Mayor Hales Emergency Declaration Bait & Switch

Tent-and-tarp city on the east end of the Hawthorne Bridge. (Joseph Rose:The Oregonian)
Tent-and-tarp city on the east end of the Hawthorne Bridge. (Joseph Rose:The Oregonian)

The emergency declaration was a bait and switch, and Mayor Hales has exceeded his authority. Mayor Hales sold the State of Emergency to waive zoning codes and convert city-owned buildings into shelters through an expedited. Source

The Impact Statement noted the need, which included “[homeless camps] pose potential health and safety threats for both the campers and the surrounding communities.”  Ordinance and impact statement here

Instead of removing threatening homeless camps and moving people indoors, Mayor Hales has expanded and multiplied the outdoor camps.

The emergency declaration did not waive laws that regulate public sidewalks or public parks.
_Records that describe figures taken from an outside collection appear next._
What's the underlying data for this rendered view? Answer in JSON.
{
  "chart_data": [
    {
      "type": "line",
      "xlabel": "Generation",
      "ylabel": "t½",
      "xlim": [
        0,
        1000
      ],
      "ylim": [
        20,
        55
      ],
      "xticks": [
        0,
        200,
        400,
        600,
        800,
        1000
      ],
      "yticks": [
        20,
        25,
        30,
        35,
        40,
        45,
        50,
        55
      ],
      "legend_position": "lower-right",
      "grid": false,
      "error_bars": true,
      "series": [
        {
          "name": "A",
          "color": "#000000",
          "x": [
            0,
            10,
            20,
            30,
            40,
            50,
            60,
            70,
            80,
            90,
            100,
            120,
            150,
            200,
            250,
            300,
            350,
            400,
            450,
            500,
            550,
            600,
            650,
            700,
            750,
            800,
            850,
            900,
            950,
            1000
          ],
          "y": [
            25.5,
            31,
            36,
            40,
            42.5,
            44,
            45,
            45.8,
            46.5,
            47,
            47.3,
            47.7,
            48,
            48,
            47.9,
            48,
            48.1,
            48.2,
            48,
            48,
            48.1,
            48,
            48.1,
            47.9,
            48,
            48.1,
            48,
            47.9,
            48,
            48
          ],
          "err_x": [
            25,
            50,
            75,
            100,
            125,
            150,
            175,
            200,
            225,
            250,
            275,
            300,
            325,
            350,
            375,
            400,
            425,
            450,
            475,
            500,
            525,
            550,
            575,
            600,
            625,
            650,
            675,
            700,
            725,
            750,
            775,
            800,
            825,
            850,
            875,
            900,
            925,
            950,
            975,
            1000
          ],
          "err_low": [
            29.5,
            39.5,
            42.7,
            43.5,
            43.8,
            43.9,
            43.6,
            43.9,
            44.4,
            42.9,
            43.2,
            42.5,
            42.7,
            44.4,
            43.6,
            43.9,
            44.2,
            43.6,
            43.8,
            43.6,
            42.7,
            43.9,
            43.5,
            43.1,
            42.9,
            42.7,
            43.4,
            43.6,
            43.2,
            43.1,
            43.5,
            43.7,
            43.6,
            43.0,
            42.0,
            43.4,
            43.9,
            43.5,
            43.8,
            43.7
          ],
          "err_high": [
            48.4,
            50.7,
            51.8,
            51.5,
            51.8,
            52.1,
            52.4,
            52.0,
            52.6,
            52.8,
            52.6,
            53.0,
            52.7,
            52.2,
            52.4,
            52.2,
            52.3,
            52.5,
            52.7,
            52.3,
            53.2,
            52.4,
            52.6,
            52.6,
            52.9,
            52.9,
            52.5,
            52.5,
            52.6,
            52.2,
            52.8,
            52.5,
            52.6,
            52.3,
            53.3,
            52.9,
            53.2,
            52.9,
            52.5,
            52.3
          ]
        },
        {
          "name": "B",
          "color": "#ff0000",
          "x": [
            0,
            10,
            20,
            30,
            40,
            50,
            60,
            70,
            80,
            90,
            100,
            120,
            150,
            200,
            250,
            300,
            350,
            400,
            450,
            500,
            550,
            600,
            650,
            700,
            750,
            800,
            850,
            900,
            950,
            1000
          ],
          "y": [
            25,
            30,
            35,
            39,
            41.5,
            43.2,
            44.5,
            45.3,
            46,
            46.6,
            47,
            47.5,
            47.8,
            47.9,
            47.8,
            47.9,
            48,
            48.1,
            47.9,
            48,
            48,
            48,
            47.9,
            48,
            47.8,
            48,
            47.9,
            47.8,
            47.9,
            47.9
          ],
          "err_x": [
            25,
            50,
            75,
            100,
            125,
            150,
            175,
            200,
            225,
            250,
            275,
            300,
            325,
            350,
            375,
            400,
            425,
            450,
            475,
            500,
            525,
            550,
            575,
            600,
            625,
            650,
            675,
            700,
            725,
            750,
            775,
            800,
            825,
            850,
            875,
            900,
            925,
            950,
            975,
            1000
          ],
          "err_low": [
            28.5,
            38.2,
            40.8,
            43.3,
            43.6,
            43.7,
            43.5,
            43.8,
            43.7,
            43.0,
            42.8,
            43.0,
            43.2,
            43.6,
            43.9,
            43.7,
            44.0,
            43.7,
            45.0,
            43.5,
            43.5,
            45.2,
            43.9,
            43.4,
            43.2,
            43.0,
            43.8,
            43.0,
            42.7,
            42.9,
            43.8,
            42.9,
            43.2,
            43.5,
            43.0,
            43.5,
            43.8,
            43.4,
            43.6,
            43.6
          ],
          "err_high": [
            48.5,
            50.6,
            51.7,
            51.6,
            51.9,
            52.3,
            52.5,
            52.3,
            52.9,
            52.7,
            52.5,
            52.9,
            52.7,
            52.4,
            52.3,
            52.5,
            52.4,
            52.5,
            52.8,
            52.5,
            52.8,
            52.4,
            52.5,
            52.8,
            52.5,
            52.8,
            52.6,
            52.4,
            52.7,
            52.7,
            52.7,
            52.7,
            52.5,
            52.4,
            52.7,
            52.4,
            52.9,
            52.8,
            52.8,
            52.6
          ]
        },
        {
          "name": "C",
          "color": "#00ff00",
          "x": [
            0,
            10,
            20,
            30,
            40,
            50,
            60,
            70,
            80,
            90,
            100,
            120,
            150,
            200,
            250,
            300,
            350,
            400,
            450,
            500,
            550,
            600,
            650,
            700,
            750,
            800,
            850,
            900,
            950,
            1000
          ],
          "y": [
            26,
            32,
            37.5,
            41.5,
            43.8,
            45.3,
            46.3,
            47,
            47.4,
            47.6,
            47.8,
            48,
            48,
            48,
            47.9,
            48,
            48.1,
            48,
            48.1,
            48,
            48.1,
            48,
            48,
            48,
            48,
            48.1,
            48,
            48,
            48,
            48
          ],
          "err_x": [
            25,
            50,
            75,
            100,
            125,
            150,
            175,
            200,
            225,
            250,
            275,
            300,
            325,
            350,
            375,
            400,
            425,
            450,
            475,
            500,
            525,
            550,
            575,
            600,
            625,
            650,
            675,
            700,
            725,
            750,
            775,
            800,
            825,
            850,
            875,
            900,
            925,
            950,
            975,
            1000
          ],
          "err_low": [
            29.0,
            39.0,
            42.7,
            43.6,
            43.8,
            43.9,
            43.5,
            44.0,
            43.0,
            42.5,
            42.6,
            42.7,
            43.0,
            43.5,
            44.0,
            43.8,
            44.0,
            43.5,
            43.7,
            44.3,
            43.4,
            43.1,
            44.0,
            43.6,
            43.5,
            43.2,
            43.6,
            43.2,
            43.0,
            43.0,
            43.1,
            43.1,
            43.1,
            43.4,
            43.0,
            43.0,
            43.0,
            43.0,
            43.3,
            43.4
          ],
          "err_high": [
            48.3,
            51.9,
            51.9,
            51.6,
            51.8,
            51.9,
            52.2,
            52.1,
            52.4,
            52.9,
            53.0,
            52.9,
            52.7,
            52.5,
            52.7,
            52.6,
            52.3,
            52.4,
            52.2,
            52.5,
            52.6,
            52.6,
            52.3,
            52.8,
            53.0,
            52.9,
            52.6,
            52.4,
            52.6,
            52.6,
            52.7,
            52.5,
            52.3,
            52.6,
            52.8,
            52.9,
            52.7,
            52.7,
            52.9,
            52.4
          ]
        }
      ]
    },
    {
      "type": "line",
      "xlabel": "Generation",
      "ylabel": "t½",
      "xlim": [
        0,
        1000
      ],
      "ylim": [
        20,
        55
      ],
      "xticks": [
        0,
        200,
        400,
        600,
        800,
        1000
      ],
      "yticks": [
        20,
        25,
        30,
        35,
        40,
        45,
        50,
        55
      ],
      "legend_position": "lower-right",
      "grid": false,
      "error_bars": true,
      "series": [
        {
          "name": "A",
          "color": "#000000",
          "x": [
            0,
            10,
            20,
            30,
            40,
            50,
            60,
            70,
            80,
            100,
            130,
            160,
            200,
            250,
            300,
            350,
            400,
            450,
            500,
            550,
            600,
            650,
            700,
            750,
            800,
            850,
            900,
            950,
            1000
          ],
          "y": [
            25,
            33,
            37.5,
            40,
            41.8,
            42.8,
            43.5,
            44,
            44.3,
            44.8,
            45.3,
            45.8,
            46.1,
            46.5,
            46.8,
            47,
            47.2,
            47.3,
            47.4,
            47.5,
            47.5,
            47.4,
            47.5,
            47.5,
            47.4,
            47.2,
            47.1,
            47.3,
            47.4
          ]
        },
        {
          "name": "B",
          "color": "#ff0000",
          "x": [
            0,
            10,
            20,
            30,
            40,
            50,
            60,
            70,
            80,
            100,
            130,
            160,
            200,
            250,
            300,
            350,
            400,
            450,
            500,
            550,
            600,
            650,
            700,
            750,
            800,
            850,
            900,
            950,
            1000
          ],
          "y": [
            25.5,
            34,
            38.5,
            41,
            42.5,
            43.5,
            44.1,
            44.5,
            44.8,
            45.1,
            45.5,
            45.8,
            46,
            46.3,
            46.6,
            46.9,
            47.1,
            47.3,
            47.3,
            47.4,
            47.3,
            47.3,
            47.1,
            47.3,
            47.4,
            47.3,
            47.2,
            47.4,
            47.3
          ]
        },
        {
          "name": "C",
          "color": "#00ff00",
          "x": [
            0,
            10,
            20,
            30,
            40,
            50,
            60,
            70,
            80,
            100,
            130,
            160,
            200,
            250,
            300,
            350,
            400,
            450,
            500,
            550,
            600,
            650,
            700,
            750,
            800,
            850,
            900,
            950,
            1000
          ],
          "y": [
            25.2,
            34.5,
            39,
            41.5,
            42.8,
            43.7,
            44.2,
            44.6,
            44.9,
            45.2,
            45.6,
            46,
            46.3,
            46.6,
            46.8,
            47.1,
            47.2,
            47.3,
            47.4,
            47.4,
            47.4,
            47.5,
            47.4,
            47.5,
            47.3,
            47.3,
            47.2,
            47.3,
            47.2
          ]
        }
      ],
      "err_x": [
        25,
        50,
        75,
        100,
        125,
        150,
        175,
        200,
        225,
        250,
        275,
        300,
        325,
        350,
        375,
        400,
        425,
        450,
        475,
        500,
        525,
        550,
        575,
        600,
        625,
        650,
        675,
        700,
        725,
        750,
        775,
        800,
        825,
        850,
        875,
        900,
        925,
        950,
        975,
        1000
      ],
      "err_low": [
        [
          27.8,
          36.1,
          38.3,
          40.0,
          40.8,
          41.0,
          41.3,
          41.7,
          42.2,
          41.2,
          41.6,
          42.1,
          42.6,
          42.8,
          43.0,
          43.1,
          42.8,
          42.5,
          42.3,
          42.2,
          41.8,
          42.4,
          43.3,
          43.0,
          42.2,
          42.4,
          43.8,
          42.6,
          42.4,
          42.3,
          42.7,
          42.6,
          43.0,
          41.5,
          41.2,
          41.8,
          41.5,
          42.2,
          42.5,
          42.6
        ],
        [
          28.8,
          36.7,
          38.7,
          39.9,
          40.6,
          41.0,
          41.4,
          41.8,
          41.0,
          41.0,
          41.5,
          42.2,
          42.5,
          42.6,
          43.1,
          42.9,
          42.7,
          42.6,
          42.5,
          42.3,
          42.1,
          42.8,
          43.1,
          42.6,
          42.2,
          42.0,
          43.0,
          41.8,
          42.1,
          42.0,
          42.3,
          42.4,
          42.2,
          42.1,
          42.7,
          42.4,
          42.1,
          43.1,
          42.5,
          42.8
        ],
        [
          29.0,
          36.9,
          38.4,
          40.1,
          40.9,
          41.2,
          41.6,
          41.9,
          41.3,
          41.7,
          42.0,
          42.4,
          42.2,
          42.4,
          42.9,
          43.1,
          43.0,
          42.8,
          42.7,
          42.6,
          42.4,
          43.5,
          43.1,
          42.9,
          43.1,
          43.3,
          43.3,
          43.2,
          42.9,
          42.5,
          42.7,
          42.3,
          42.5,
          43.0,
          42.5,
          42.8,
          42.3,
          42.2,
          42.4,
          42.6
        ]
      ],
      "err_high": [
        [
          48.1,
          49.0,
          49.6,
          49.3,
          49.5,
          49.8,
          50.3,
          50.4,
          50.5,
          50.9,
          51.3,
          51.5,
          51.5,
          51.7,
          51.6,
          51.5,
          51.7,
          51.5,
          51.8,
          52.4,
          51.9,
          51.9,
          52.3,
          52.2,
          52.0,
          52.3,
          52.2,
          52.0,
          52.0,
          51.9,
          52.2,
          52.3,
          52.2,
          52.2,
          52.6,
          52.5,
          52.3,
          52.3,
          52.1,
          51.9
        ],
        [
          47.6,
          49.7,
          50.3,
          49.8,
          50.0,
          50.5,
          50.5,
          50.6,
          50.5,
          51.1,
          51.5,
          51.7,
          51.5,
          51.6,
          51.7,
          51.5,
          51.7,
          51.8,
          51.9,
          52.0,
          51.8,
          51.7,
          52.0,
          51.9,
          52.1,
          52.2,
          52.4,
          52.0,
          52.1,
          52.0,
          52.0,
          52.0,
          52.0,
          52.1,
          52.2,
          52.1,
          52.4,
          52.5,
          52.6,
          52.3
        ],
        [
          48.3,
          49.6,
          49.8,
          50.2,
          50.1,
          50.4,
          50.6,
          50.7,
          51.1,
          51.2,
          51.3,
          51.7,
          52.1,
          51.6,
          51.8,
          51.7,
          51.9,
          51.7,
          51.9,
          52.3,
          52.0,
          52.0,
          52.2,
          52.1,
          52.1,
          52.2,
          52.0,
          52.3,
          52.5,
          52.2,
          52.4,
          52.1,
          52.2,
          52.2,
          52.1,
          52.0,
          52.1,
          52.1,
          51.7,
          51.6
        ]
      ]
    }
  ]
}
It waived zoning laws that apply to built structures.

Commercial and residential zones are not appropriate places for homeless camps. Renters and homeowners become victimized and scared. Businesses fail.

One of Mayor Hales’s other goals is to reduce rents. We suppose Mayor Hales’s tolerance of crime and misconduct will accomplish that goal by making downtown housing undesirable.

“Gentrification” is a rallying cry against upgrading a neighborhood. We suppose putrefaction is one way to counter that.